The European Central Bank (ECB) is expected to keep interest rates unchanged on Thursday, maintaining its cautious stance as inflation aligns with the 2% target. After halving its key rate to 2% by June, the ECB has stayed on hold, citing stability in the 20-country eurozone economy. Policymakers remain watchful of external risks such as U.S. tariffs, rising German government spending, and political turbulence in France.
President Christine Lagarde is likely to remain intentionally vague about the outlook for monetary policy, but analysts expect her to leave the door open for a potential final rate cut. Inflation is projected to dip below target next year, fueling speculation of one more “insurance” cut around early 2025. HSBC notes that persistent risks of inflation undershooting suggest the ECB maintains a dovish bias.
Markets currently price in a 50-60% chance of a rate cut by spring, while the U.S. Federal Reserve is expected to deliver several cuts next year. For the ECB, any future action will likely be minimal, signaling that most of the monetary easing cycle is complete.
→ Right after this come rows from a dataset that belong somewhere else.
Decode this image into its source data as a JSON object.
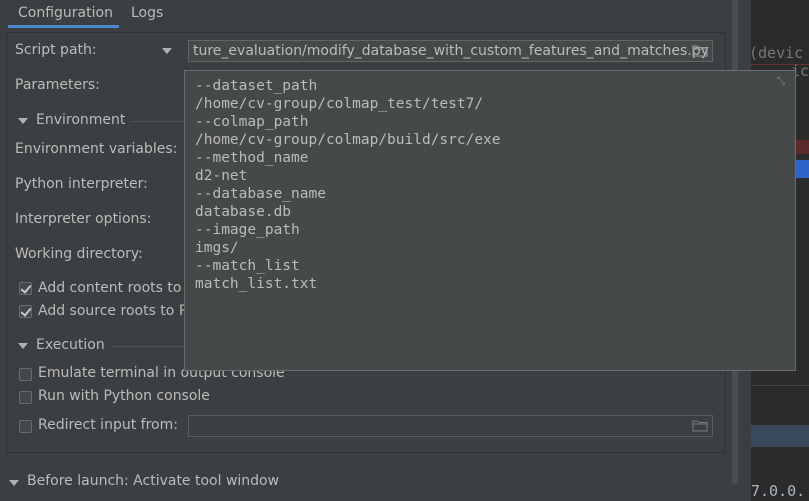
{
  "tabs": [
    {
      "label": "Configuration",
      "active": true
    },
    {
      "label": "Logs",
      "active": false
    }
  ],
  "form": {
    "script_path": {
      "label": "Script path:",
      "value": "ture_evaluation/modify_database_with_custom_features_and_matches.py"
    },
    "parameters_label": "Parameters:",
    "environment": {
      "section_label": "Environment",
      "env_vars_label": "Environment variables:",
      "python_interpreter_label": "Python interpreter:",
      "interpreter_options_label": "Interpreter options:",
      "working_directory_label": "Working directory:",
      "add_content_roots": {
        "label": "Add content roots to",
        "checked": true
      },
      "add_source_roots": {
        "label": "Add source roots to P",
        "checked": true
      }
    },
    "execution": {
      "section_label": "Execution",
      "emulate_terminal": {
        "label": "Emulate terminal in output console",
        "checked": false
      },
      "run_with_python_console": {
        "label": "Run with Python console",
        "checked": false
      },
      "redirect_input": {
        "label": "Redirect input from:",
        "checked": false,
        "value": ""
      }
    }
  },
  "parameters_popup": {
    "lines": [
      "--dataset_path",
      "/home/cv-group/colmap_test/test7/",
      "--colmap_path",
      "/home/cv-group/colmap/build/src/exe",
      "--method_name",
      "d2-net",
      "--database_name",
      "database.db",
      "--image_path",
      "imgs/",
      "--match_list",
      "match_list.txt"
    ],
    "expand_icon": "expand-collapse-icon"
  },
  "before_launch": {
    "label": "Before launch: Activate tool window"
  },
  "editor_snippets": {
    "top": "(devic",
    "line2": "ic",
    "bottom": "7.0.0."
  },
  "colors": {
    "accent": "#4a88c7",
    "background": "#3c3f41",
    "field_bg": "#45494a",
    "editor_bg": "#2b2b2b"
  }
}
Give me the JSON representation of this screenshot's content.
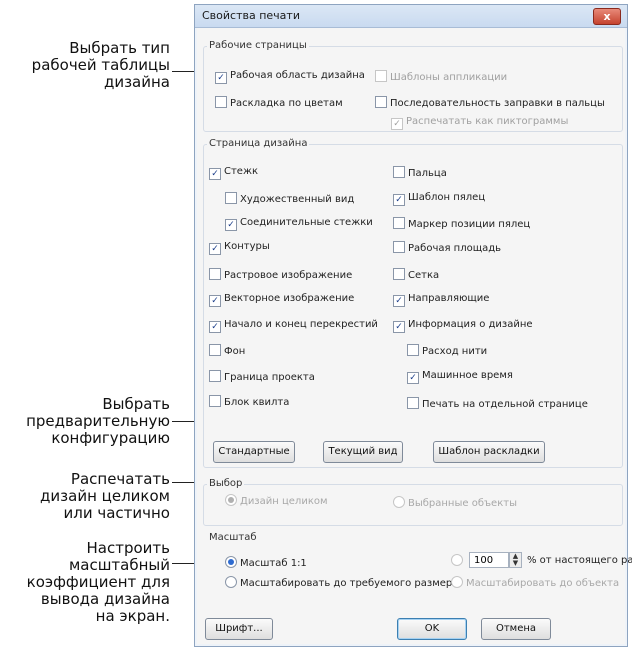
{
  "callouts": {
    "workspace_type": [
      "Выбрать тип",
      "рабочей таблицы",
      "дизайна"
    ],
    "preset_config": [
      "Выбрать",
      "предварительную",
      "конфигурацию"
    ],
    "print_whole": [
      "Распечатать",
      "дизайн целиком",
      "или частично"
    ],
    "scale": [
      "Настроить",
      "масштабный",
      "коэффициент для",
      "вывода дизайна",
      "на экран."
    ]
  },
  "dialog": {
    "title": "Свойства печати",
    "close_label": "x",
    "work_pages": {
      "label": "Рабочие страницы",
      "design_workspace": {
        "label": "Рабочая область дизайна",
        "checked": true
      },
      "app_templates": {
        "label": "Шаблоны аппликации",
        "checked": false,
        "disabled": true
      },
      "color_layout": {
        "label": "Раскладка по цветам",
        "checked": false
      },
      "finger_sequence": {
        "label": "Последовательность заправки в пальцы",
        "checked": false
      },
      "print_as_pictograms": {
        "label": "Распечатать как пиктограммы",
        "checked": true,
        "disabled": true
      }
    },
    "design_page": {
      "label": "Страница дизайна",
      "left": [
        {
          "label": "Стежк",
          "checked": true
        },
        {
          "label": "Художественный вид",
          "checked": false
        },
        {
          "label": "Соединительные стежки",
          "checked": true
        },
        {
          "label": "Контуры",
          "checked": true
        },
        {
          "label": "Растровое изображение",
          "checked": false
        },
        {
          "label": "Векторное изображение",
          "checked": true
        },
        {
          "label": "Начало и конец перекрестий",
          "checked": true
        },
        {
          "label": "Фон",
          "checked": false
        },
        {
          "label": "Граница проекта",
          "checked": false
        },
        {
          "label": "Блок квилта",
          "checked": false
        }
      ],
      "right": [
        {
          "label": "Пальца",
          "checked": false
        },
        {
          "label": "Шаблон пялец",
          "checked": true
        },
        {
          "label": "Маркер позиции пялец",
          "checked": false
        },
        {
          "label": "Рабочая площадь",
          "checked": false
        },
        {
          "label": "Сетка",
          "checked": false
        },
        {
          "label": "Направляющие",
          "checked": true
        },
        {
          "label": "Информация о дизайне",
          "checked": true
        },
        {
          "label": "Расход нити",
          "checked": false
        },
        {
          "label": "Машинное время",
          "checked": true
        },
        {
          "label": "Печать на отдельной странице",
          "checked": false
        }
      ],
      "buttons": {
        "standard": "Стандартные",
        "current_view": "Текущий вид",
        "layout_template": "Шаблон раскладки"
      }
    },
    "selection": {
      "label": "Выбор",
      "whole_design": "Дизайн целиком",
      "selected_objects": "Выбранные объекты"
    },
    "scale": {
      "label": "Масштаб",
      "scale_1_1": "Масштаб 1:1",
      "percent_value": "100",
      "percent_suffix": "% от настоящего раз",
      "fit_size": "Масштабировать до требуемого размера",
      "fit_object": "Масштабировать до объекта"
    },
    "footer": {
      "font_button": "Шрифт...",
      "ok_button": "OK",
      "cancel_button": "Отмена"
    }
  },
  "colors": {
    "accent": "#2e6bd0",
    "close": "#c5432f"
  }
}
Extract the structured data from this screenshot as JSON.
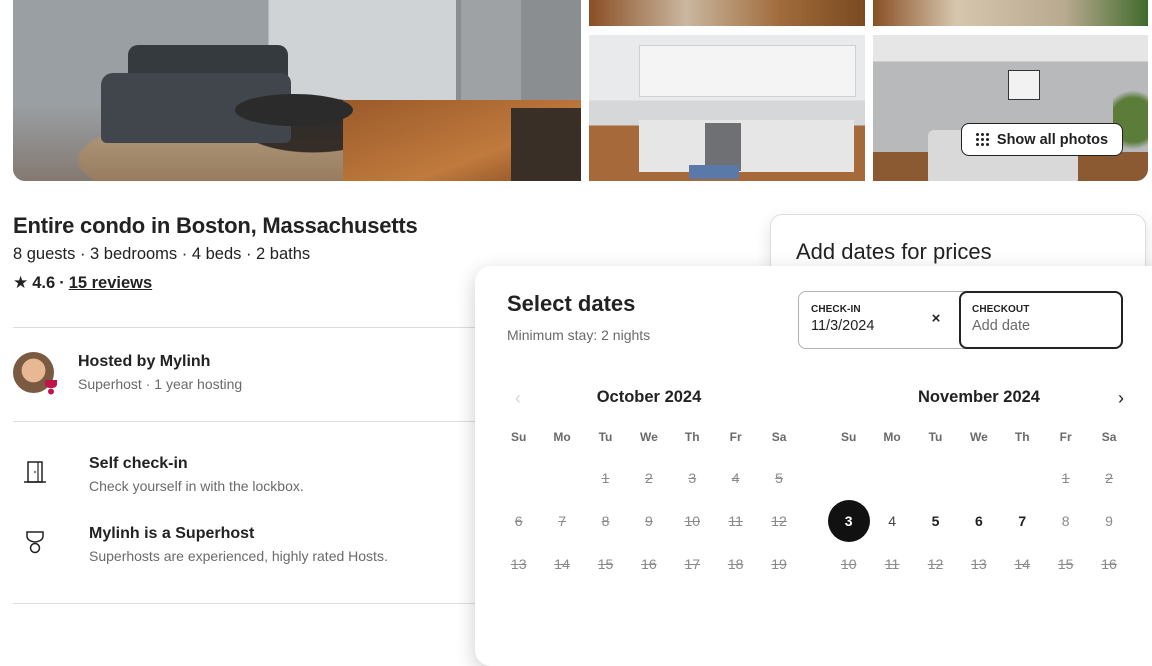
{
  "photos": {
    "show_all_label": "Show all photos",
    "items": [
      {
        "alt": "Living room with gray sofa and round coffee table"
      },
      {
        "alt": "Bedroom with patterned rug"
      },
      {
        "alt": "Living area with coffee table and plant"
      },
      {
        "alt": "White kitchen with stainless appliances"
      },
      {
        "alt": "Bedroom with white metal bed frame"
      }
    ]
  },
  "listing": {
    "title": "Entire condo in Boston, Massachusetts",
    "overview": "8 guests · 3 bedrooms · 4 beds · 2 baths",
    "rating": "4.6",
    "separator": "·",
    "reviews_label": "15 reviews"
  },
  "host": {
    "name_line": "Hosted by Mylinh",
    "sub_line": "Superhost · 1 year hosting"
  },
  "highlights": [
    {
      "icon": "door-icon",
      "title": "Self check-in",
      "subtitle": "Check yourself in with the lockbox."
    },
    {
      "icon": "superhost-medal-icon",
      "title": "Mylinh is a Superhost",
      "subtitle": "Superhosts are experienced, highly rated Hosts."
    }
  ],
  "booking": {
    "title": "Add dates for prices"
  },
  "datepicker": {
    "title": "Select dates",
    "subtitle": "Minimum stay: 2 nights",
    "checkin_label": "CHECK-IN",
    "checkin_value": "11/3/2024",
    "checkout_label": "CHECKOUT",
    "checkout_placeholder": "Add date",
    "clear_symbol": "×",
    "prev_symbol": "‹",
    "next_symbol": "›",
    "weekdays": [
      "Su",
      "Mo",
      "Tu",
      "We",
      "Th",
      "Fr",
      "Sa"
    ],
    "months": [
      {
        "title": "October 2024",
        "weeks": [
          [
            null,
            null,
            {
              "d": "1",
              "s": "past"
            },
            {
              "d": "2",
              "s": "past"
            },
            {
              "d": "3",
              "s": "past"
            },
            {
              "d": "4",
              "s": "past"
            },
            {
              "d": "5",
              "s": "past"
            }
          ],
          [
            {
              "d": "6",
              "s": "past"
            },
            {
              "d": "7",
              "s": "past"
            },
            {
              "d": "8",
              "s": "past"
            },
            {
              "d": "9",
              "s": "past"
            },
            {
              "d": "10",
              "s": "past"
            },
            {
              "d": "11",
              "s": "past"
            },
            {
              "d": "12",
              "s": "past"
            }
          ],
          [
            {
              "d": "13",
              "s": "past"
            },
            {
              "d": "14",
              "s": "past"
            },
            {
              "d": "15",
              "s": "past"
            },
            {
              "d": "16",
              "s": "past"
            },
            {
              "d": "17",
              "s": "past"
            },
            {
              "d": "18",
              "s": "past"
            },
            {
              "d": "19",
              "s": "past"
            }
          ]
        ]
      },
      {
        "title": "November 2024",
        "weeks": [
          [
            null,
            null,
            null,
            null,
            null,
            {
              "d": "1",
              "s": "past"
            },
            {
              "d": "2",
              "s": "past"
            }
          ],
          [
            {
              "d": "3",
              "s": "selected"
            },
            {
              "d": "4",
              "s": "mid"
            },
            {
              "d": "5",
              "s": "available"
            },
            {
              "d": "6",
              "s": "available"
            },
            {
              "d": "7",
              "s": "available"
            },
            {
              "d": "8",
              "s": "unavail"
            },
            {
              "d": "9",
              "s": "unavail"
            }
          ],
          [
            {
              "d": "10",
              "s": "past"
            },
            {
              "d": "11",
              "s": "past"
            },
            {
              "d": "12",
              "s": "past"
            },
            {
              "d": "13",
              "s": "past"
            },
            {
              "d": "14",
              "s": "past"
            },
            {
              "d": "15",
              "s": "past"
            },
            {
              "d": "16",
              "s": "past"
            }
          ]
        ]
      }
    ]
  },
  "colors": {
    "text_primary": "#222222",
    "text_secondary": "#6a6a6a",
    "selected_day_bg": "#111111",
    "superhost_badge": "#c1134a",
    "divider": "#dddddd"
  }
}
The key debate remains between hawks, who argue the eurozone has shown resilience with strong consumption, rebounding industry, and German fiscal support, and doves, who warn tariffs and weak growth could weigh on consumption and prices. BNP Paribas forecasts resilience as trade uncertainty fades, while Societe Generale suggests cuts may be needed if inflation expectations fall further.
Meanwhile, political turmoil in France and rising bond yields add pressure but are not yet seen as warranting ECB intervention. With growth still fragile and inflation risks tilted downward, the central bank faces a delicate balance between holding steady and acting to preserve price stability.